Você é capaz de se lembrar da primeira vez que tomou banho sozinho, sem ajuda da sua mãe ou de um responsável?

Era dia de semana. A mãe estava na despensa, passando a roupa, e a menina estava na sala, assistindo televisão. De repente ela pensou: “hoje eu vou tomar banho, sozinha”.

Naquele momento, sentiu o desejo de mostrar que tinha crescido. Escolheu a roupa com que ia se vestir: um shorts e uma blusinha branca, com um bolsinho na altura do peito. Pegou a tolha e foi para o banheiro. Ligou o chuveiro e tomou o seu primeiro banho, sozinha! Sentiu uma deliciosa sensação de liberdade, mas também sentiu medo…qual seria a reação da mãe? A decisão de tomar banho, sem avisar ninguém, estaria correta?

O banho foi rápido. Vestiu-se, penteou os cabelos e foi mostrar-se para a mãe.

– Mãe, eu já tomei banho!

Você tem filhos? Como você se sentiu quando eles conseguiram tomar banho ou fazer alguma outra coisa, sozinhos?

Com toda certeza, a mãe sentiu orgulho da filha. Mas ela reclamou:

– Você devia ter me avisado! 

A reclamação tinha como pano de fundo a preocupação. Primeiramente em relação à filha, sobre onde ela estava e o que estava fazendo. E devido ao fato de ter três aparelhos elétricos ligados ao mesmo tempo: o ferro, a televisão e o chuveiro. Um deles poderia ter queimado! A mãe pensava em tudo, se preocupava com tudo e com todos.

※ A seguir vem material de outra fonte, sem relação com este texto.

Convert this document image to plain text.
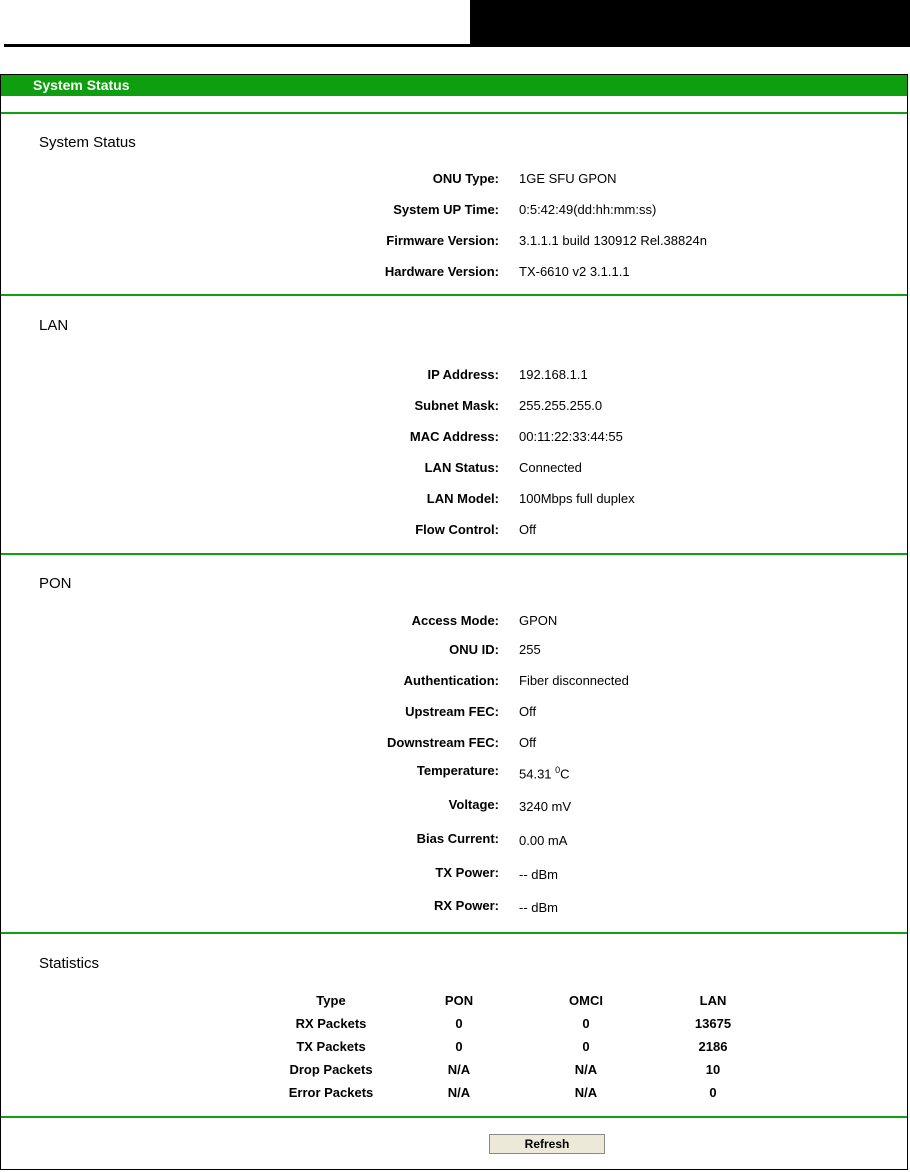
System Status
System Status
ONU Type: 1GE SFU GPON
System UP Time: 0:5:42:49(dd:hh:mm:ss)
Firmware Version: 3.1.1.1 build 130912 Rel.38824n
Hardware Version: TX-6610 v2 3.1.1.1
LAN
IP Address: 192.168.1.1
Subnet Mask: 255.255.255.0
MAC Address: 00:11:22:33:44:55
LAN Status: Connected
LAN Model: 100Mbps full duplex
Flow Control: Off
PON
Access Mode: GPON
ONU ID: 255
Authentication: Fiber disconnected
Upstream FEC: Off
Downstream FEC: Off
Temperature: 54.31 $^0$C
Voltage: 3240 mV
Bias Current: 0.00 mA
TX Power: -- dBm
RX Power: -- dBm
Statistics
Type	PON	OMCI	LAN
RX Packets	0	0	13675
TX Packets	0	0	2186
Drop Packets	N/A	N/A	10
Error Packets	N/A	N/A	0
Refresh
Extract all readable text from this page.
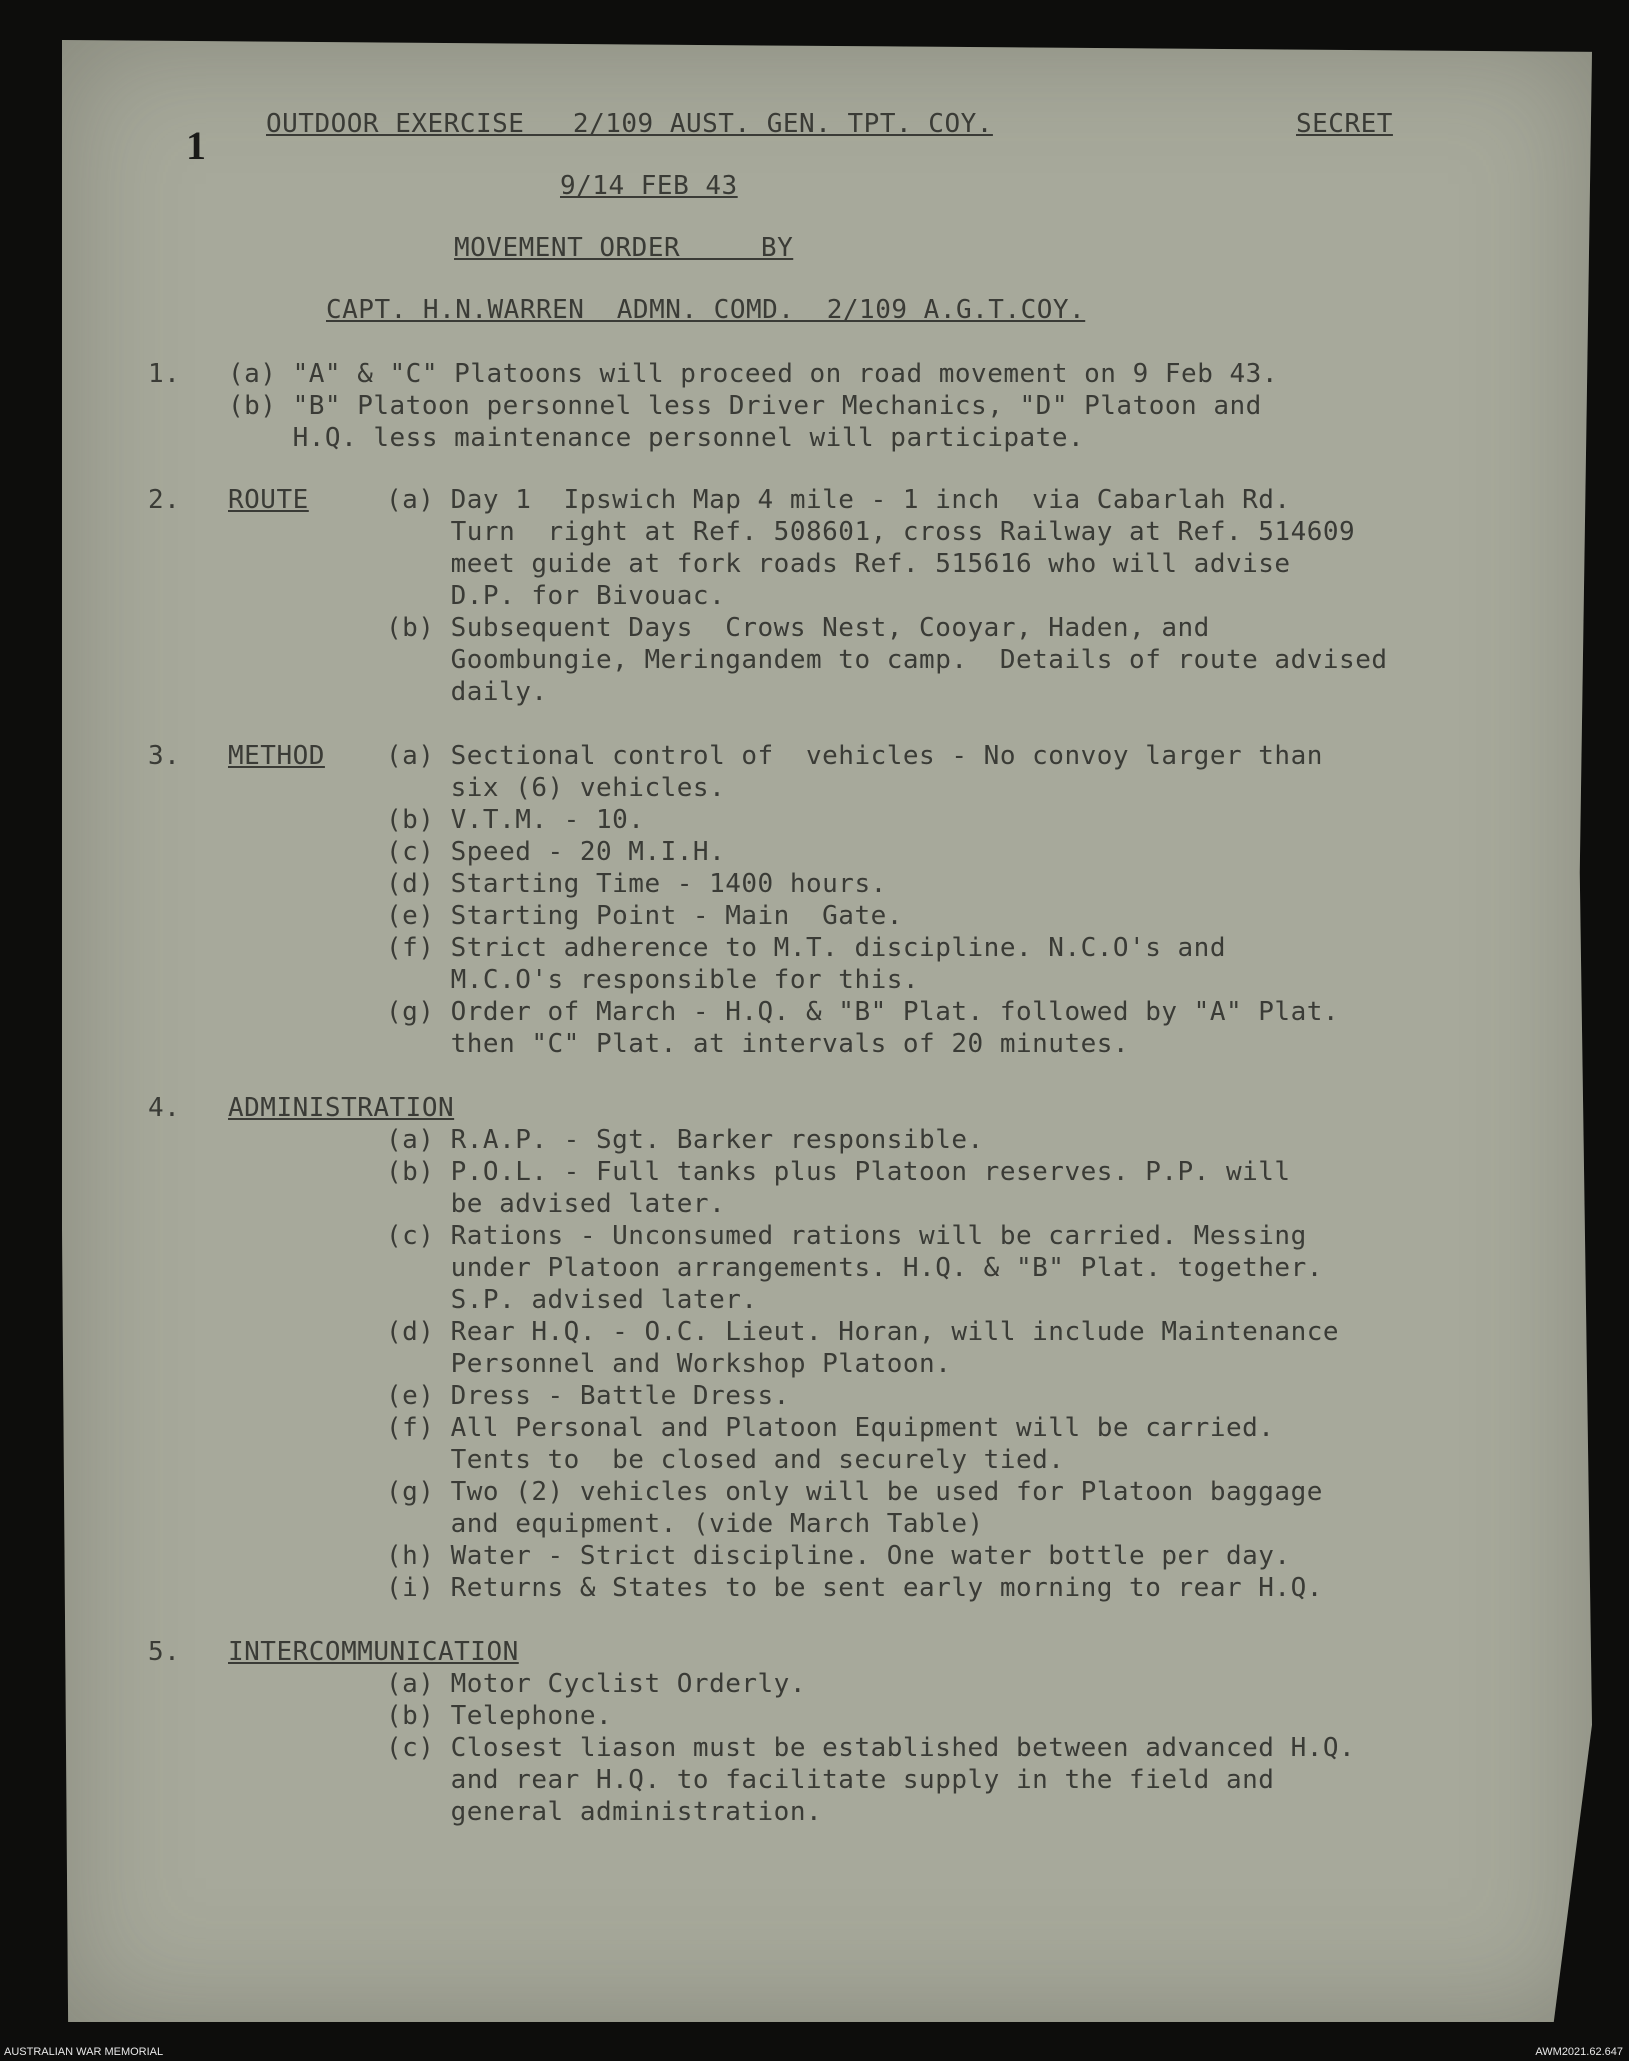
1 OUTDOOR EXERCISE   2/109 AUST. GEN. TPT. COY.	SECRET
9/14 FEB 43
MOVEMENT ORDER     BY
CAPT. H.N.WARREN  ADMN. COMD.  2/109 A.G.T.COY.
1. (a) "A" & "C" Platoons will proceed on road movement on 9 Feb 43.
(b) "B" Platoon personnel less Driver Mechanics, "D" Platoon and
H.Q. less maintenance personnel will participate.
2. ROUTE	(a) Day 1  Ipswich Map 4 mile - 1 inch  via Cabarlah Rd.
Turn  right at Ref. 508601, cross Railway at Ref. 514609
meet guide at fork roads Ref. 515616 who will advise
D.P. for Bivouac.
(b) Subsequent Days  Crows Nest, Cooyar, Haden, and
Goombungie, Meringandem to camp.  Details of route advised
daily.
3. METHOD (a) Sectional control of  vehicles - No convoy larger than
six (6) vehicles.
(b) V.T.M. - 10.
(c) Speed - 20 M.I.H.
(d) Starting Time - 1400 hours.
(e) Starting Point - Main  Gate.
(f) Strict adherence to M.T. discipline. N.C.O's and
M.C.O's responsible for this.
(g) Order of March - H.Q. & "B" Plat. followed by "A" Plat.
then "C" Plat. at intervals of 20 minutes.
4. ADMINISTRATION
(a) R.A.P. - Sgt. Barker responsible.
(b) P.O.L. - Full tanks plus Platoon reserves. P.P. will
be advised later.
(c) Rations - Unconsumed rations will be carried. Messing
under Platoon arrangements. H.Q. & "B" Plat. together.
S.P. advised later.
(d) Rear H.Q. - O.C. Lieut. Horan, will include Maintenance
Personnel and Workshop Platoon.
(e) Dress - Battle Dress.
(f) All Personal and Platoon Equipment will be carried.
Tents to  be closed and securely tied.
(g) Two (2) vehicles only will be used for Platoon baggage
and equipment. (vide March Table)
(h) Water - Strict discipline. One water bottle per day.
(i) Returns & States to be sent early morning to rear H.Q.
5. INTERCOMMUNICATION
(a) Motor Cyclist Orderly.
(b) Telephone.
(c) Closest liason must be established between advanced H.Q.
and rear H.Q. to facilitate supply in the field and
general administration.
AUSTRALIAN WAR MEMORIAL	AWM2021.62.647
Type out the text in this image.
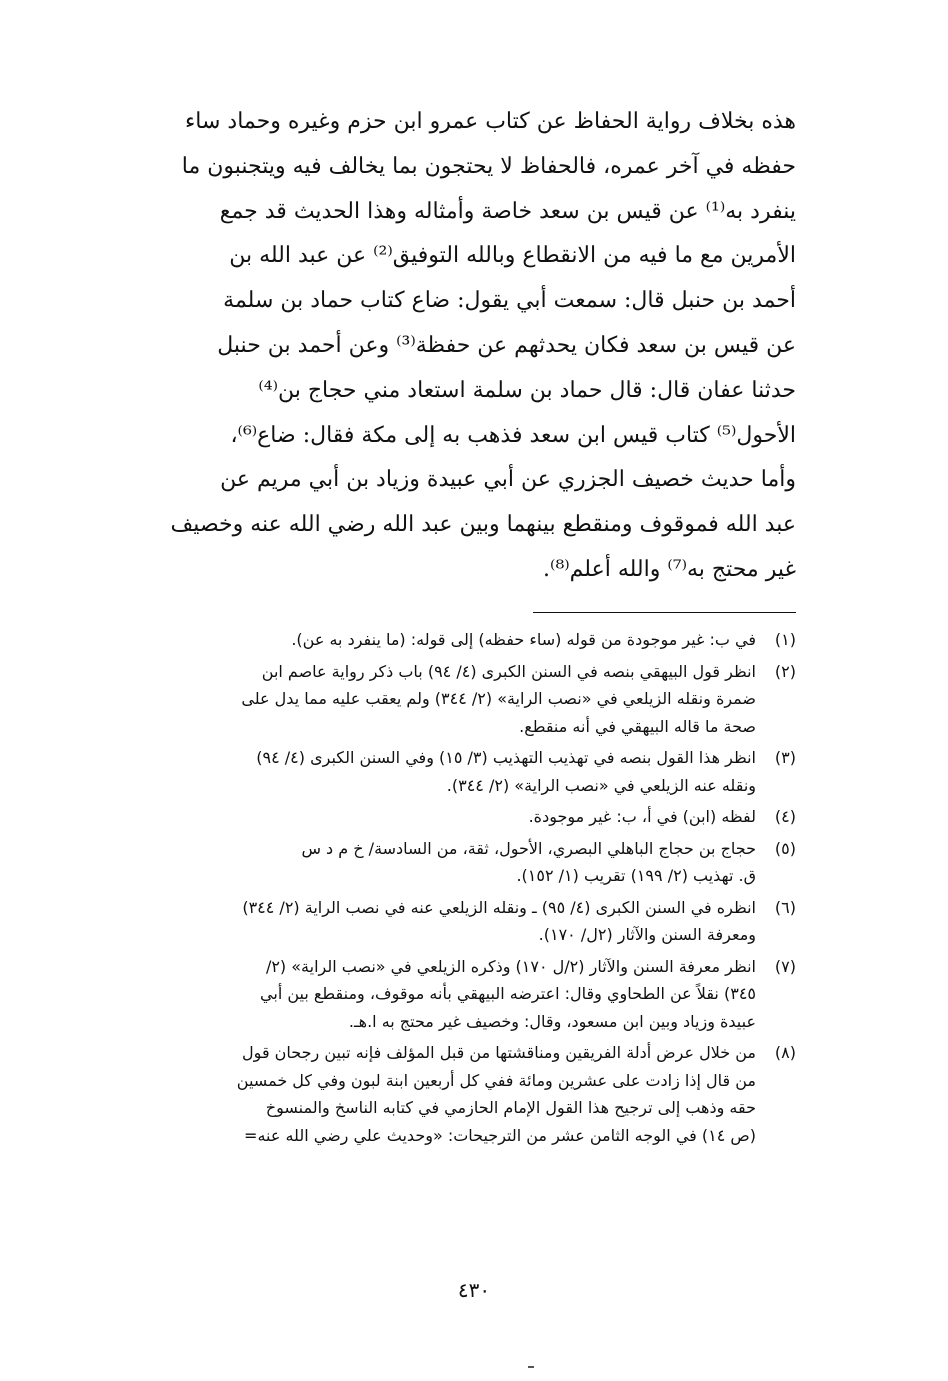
هذه بخلاف رواية الحفاظ عن كتاب عمرو ابن حزم وغيره وحماد ساء
حفظه في آخر عمره، فالحفاظ لا يحتجون بما يخالف فيه ويتجنبون ما
ينفرد به⁽¹⁾ عن قيس بن سعد خاصة وأمثاله وهذا الحديث قد جمع
الأمرين مع ما فيه من الانقطاع وبالله التوفيق⁽²⁾ عن عبد الله بن
أحمد بن حنبل قال: سمعت أبي يقول: ضاع كتاب حماد بن سلمة
عن قيس بن سعد فكان يحدثهم عن حفظة⁽³⁾ وعن أحمد بن حنبل
حدثنا عفان قال: قال حماد بن سلمة استعاد مني حجاج بن⁽⁴⁾
الأحول⁽⁵⁾ كتاب قيس ابن سعد فذهب به إلى مكة فقال: ضاع⁽⁶⁾،
وأما حديث خصيف الجزري عن أبي عبيدة وزياد بن أبي مريم عن
عبد الله فموقوف ومنقطع بينهما وبين عبد الله رضي الله عنه وخصيف
غير محتج به⁽⁷⁾ والله أعلم⁽⁸⁾.
(١)
في ب: غير موجودة من قوله (ساء حفظه) إلى قوله: (ما ينفرد به عن).
(٢)
انظر قول البيهقي بنصه في السنن الكبرى (٤/ ٩٤) باب ذكر رواية عاصم ابن
ضمرة ونقله الزيلعي في «نصب الراية» (٢/ ٣٤٤) ولم يعقب عليه مما يدل على
صحة ما قاله البيهقي في أنه منقطع.
(٣)
انظر هذا القول بنصه في تهذيب التهذيب (٣/ ١٥) وفي السنن الكبرى (٤/ ٩٤)
ونقله عنه الزيلعي في «نصب الراية» (٢/ ٣٤٤).
(٤)
لفظه (ابن) في أ، ب: غير موجودة.
(٥)
حجاج بن حجاج الباهلي البصري، الأحول، ثقة، من السادسة/ خ م د س
ق. تهذيب (٢/ ١٩٩) تقريب (١/ ١٥٢).
(٦)
انظره في السنن الكبرى (٤/ ٩٥) ـ ونقله الزيلعي عنه في نصب الراية (٢/ ٣٤٤)
ومعرفة السنن والآثار (٢ل/ ١٧٠).
(٧)
انظر معرفة السنن والآثار (٢/ل ١٧٠) وذكره الزيلعي في «نصب الراية» (٢/
٣٤٥) نقلاً عن الطحاوي وقال: اعترضه البيهقي بأنه موقوف، ومنقطع بين أبي
عبيدة وزياد وبين ابن مسعود، وقال: وخصيف غير محتج به ا.هـ.
(٨)
من خلال عرض أدلة الفريقين ومناقشتها من قبل المؤلف فإنه تبين رجحان قول
من قال إذا زادت على عشرين ومائة ففي كل أربعين ابنة لبون وفي كل خمسين
حقه وذهب إلى ترجيح هذا القول الإمام الحازمي في كتابه الناسخ والمنسوخ
(ص ١٤) في الوجه الثامن عشر من الترجيحات: «وحديث علي رضي الله عنه=
٤٣٠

Mas, no final das contas, deu tudo certo, e a menina ficou muito contente com mais essa conquista!

As irmãs e a amiga Edinéia (aquela que foi homenageada com o nome da boneca) sabem bem do trabalho que a menina dava na hora de tomar banho! A Bruna não gostava de lavar os cabelos. O porquê? Não sei…talvez não gostasse de sentir a água escorrendo pelo rosto, talvez tivesse medo de se afogar…

Todo sábado, as mulheres tentavam agradá-la:

– Vamos escolher uma roupinha bem bonita para a Bruna colocar depois do banho? Vai ficar linda, cheirosa, com o cabelo limpinho…

Ai, ai, ai… Essa conversa não agradava nenhum pouco! Debaixo do chuveiro, a irmã segurava, a mãe lavava e a amiga tentava acalmá-la. Era uma luta! A Bruna saía do banho com o cabelo mal repassado e a mãe dizia:

– Olha que coisa feia! Ficou com o cabelo todo ensaboado!

O fato é que a menina não gostava de se sentir pressionada, muito menos tocada. Isso a deixava irritada. Ela precisava de um tempo: um tempo para pensar, um tempo para se concentrar, um tempo para fazer as coisas do seu jeito.

Cada criança, cada pessoa, tem o seu tempo. A vida não consiste em uma maratona, onde quem vence é quem chega primeiro. A vida é feita de escolhas, e é feliz quem escolhe com amor. 

Com o tempo, a menina aprendeu a fazer muitas coisas sozinha, do seu jeito. E o tempo do banho tornou-se também um tempo para pensar, para se concentrar e fazer importantes escolhas.

Me dá um tempo, só um tempo…

Eu preciso pensar, eu preciso me concentrar.

Pensar em quê? Pensar para quê?

Para me sentir segura, para me sentir preparada.

Segura para quê? Preparada para quê?

Para ser quem eu sou, para viver,

Para sonhar e crescer,

Para correr e brincar,

Para falar e amar.

Não me toque, não me incomoda,

Não me irrita, por favor!

Deixe-me quietinha…vai ficar tudo bem.

Eu só preciso de um tempo,

Para decidir com amor.

 

“O amor jamais acaba; mas, havendo profecias, desaparecerão; havendo línguas, cessarão; havendo ciência, passará” – Bíblia, Primeira Carta aos Coríntios, capítulo 13, verso 8.